Het is pas begin november, maar toch kan zij nergens anders aan denken. Ze wil met Thanksgiving in Miami inkopen gaan doen voor kerst, maar zij heeft nog niet geboekt. Haar vriend wil maar niet over de brug komen. ,,Je hebt nog nieuwe kleren die je vorig jaar gekocht hebt en nog nooit hebt aangetrokken”. Wat weet hij van vrouwenkleren af? Hij is toch geen mietje, hoopt zij. Zij kent hem nu pas een jaar. ,,Na een jaar komen zij uit de kast”, zei haar vriendin. Ik timmer hem met een bezem weer terug in de kast, heeft zij met een ernstig gezicht geantwoord. Haar vriendin heeft al geboekt en wil haar een ticket voorschieten. Maar dat wil zij niet, waarvoor heb je anders een vriend?

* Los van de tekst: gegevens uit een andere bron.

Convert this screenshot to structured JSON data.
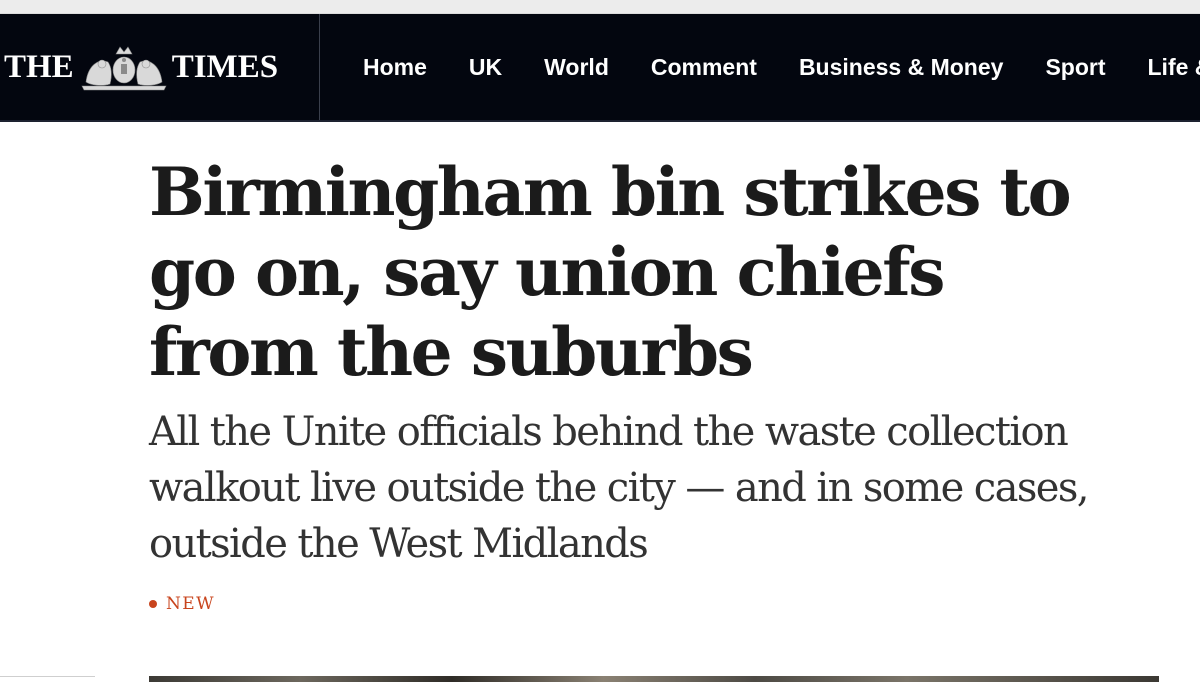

Verdorie, een dezer dagen komt Sinterklaas ook weer eens aan. Kan die ouwe rukker niet een keertje in Spanje blijven? Een jaartje overslaan? Wie zal erom treuren? Geen enkele ouder. Ja, die Hindoes die speelgoed en andere troep verkopen. Zij moet navraag doen op welke zaterdagochtend die baardman precies aankomt, dan brengt zij haar zoontje de vrijdag ervoor na school al bij zijn vader. Die zal wel balen. Zijn probleem.
Holy shit, de bestellingen voor ayaka’s komen al binnen en november is niet eens voorbij. Zij is niet meer naar Miami gegaan. Toen haar vriend eindelijk uit de ..., sorry, over de brug kwam, kon zij geen vrij krijgen. Zij heeft een te grote achterstand, zei haar baas. Daar zit zeker die bitch van een collega achter. Een helpende hand uitsteken? Ho maar. Wel achter haar rug om met de baas zitten smoezen. Ze had zich wel ziek kunnen melden en zeggen dat zij een check-up moest doen in het buitenland. Nee, zich ziek melden bewaart zij voor de ayaka’s, mocht dat nodig zijn.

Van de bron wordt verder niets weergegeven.